Наш корреспондент попросил Степана Семе­новича рассказать о ceбe. И вот из села Тайлеп, Нивокузнецкого района, Кемеровской, области пришел ответ.

 

Родился в конце 1900 года 24-го декабря в улусе Осинники (ныне город Осинники). В 1913 году око­нчил церковно-приходскую школу. В 1914 году попы­тался поступить в Бийское катихизаторское училище, но не выдержал вступитель­ный экзамен, а в гимназию сыну охотника-шорца не бы­ло доступа.

Еще в детские годы я очень увлеченно слушал исполнение под аккомпа­немент кай-комуси сказмтеля-поэта Ивана Константиновича Тельбезакова (Куштай Иванги). Дословно за­поминал каждое сказание. А когда подрос, сам стал исполнять героический эпос. Вовремя колчаковщины хо­тел идти в партизаны, но передовые шорцы то­го времени — партизаны Федор Николаевич Токмашев и Александр Ильич Пебызаков —посоветовали хо­дить с кайкомусом в народ и петь героический эпос с тем, чтобы героические сказанья были похожи на партизан. Народ меня, как юного сказателя, слушал с огромным вниманием. Пос­ле изгнания колчаковщины, стал работать в родном се­ле наркомом и уполномо­ченным сельсовета, и стал разъяснять односельчанам советское законодательст­во и помогать людям уп­равлять своим хозяйством.

Стихи начал писать еще в юные годы, но они были неуклюжие и исключитель­но, — любовные. В 1930 го­ду меня послали в  г.Крас­ноярск на учительские кур­сы. Прослушав эти месяч­ные курсы, я был направлен учителем в Тенешскую школу Горной Шории.

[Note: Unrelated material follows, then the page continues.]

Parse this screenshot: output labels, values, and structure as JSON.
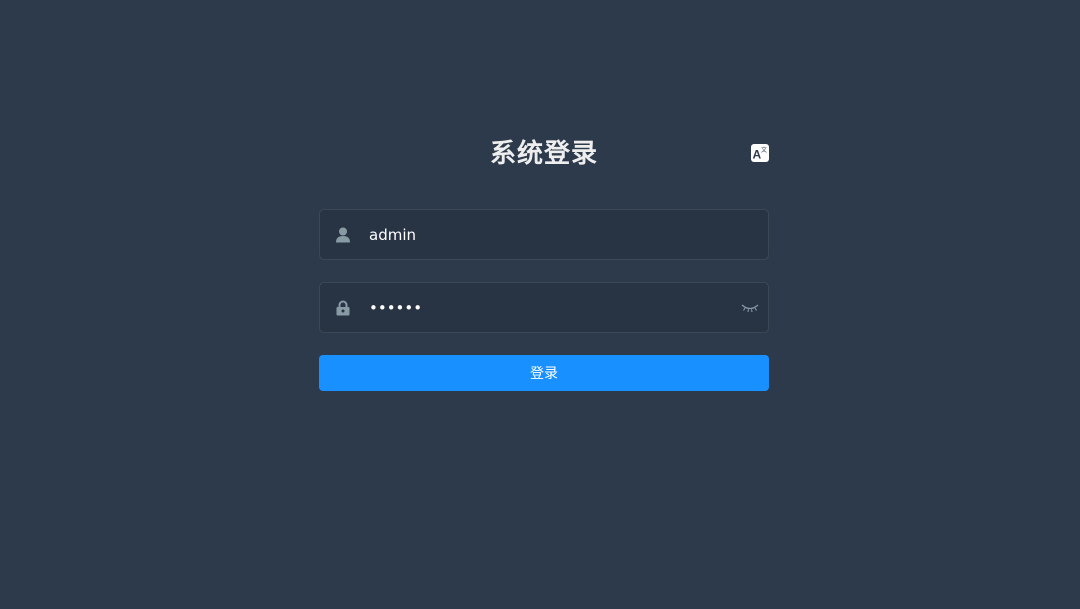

Проработав в этой школе два года, был переведен в Тайлепскую школу преподавателем географии и биологии. Сразу почувствовав недостаток знаний, стал работать, учиться. Таким образом, работая, учился 15 лет. В 1943 году окончил при Томском государственном университете заочное отделение пединститута, получил диплом с правом преподавания географии в средней школе. Еще в юные годы очень высоко ценил героический эпос нашего народ. Когда ушел с работы не заслуженный отдых, с целью сохра­нить от забытия замечательное поэтическое народ­ное творчество — герои­ческие сказания - стал записывать на родном языке и построчно переводить на русский язык. Таким образом, записал и перевел около 60 сказаний,

Отец мой, Семен Леон­тьевич, слыл знатнымт охотником-следопытом, а поэто­му с ним вместе зимой на лыжах, в погоне за хищным зверем, прошел почти весь Кузнецкий Ала-Tаy, летом ходили зa кедревым орехом в Горношорскую тайгу.

 

Молчат, призвдумались горы,

Но снова, в который уже раз,

Я слышу глухие укоры:

«Зачем позабыл ты про нас?»

Родные мои, не корите,

Не мог я забыть вас, не мог,

Хоть нет уже силы и прыти,

Взобраться на дальний отрог.

Ни много, ни вами забыто,

Что было минувшей порой,

Резвым ногам следопыта,

Был соболь доступен любой.

Не сетуйте други – не надо…

Два раза не быть молодым,

Мы рады цветению сада,

Где жить поколениям другим.

 

С.Торбоков

(газете «Красная Шория».

– 1974.- 5 декабря)

Шория Степана Торбокова

 

В декабре 2005 года шорскому поэту Степану Торбокову исполнилось бы 105 лет. Внештатный корреспондент Анатолий Ильич Попов предложил вниманию читателей «Красной Шории» воспоминания Степана Торбокова. Они взяты из личной переписки А.И.Попова с поэтом, происходившей в семидесятые годы прошлого века.

 

Помню, в детстве, играя на берегу речки Кандалепки, в долине которой распо­ложен нынешний город Осинники, мы с ребятишками частенько нахо­дили округлые, похожие на лепешки, тронутые ржавчиной камни. Тогда я не знал ещё, что не камни это вовсе, а обкатанные водой шлаки древних плавильных печей.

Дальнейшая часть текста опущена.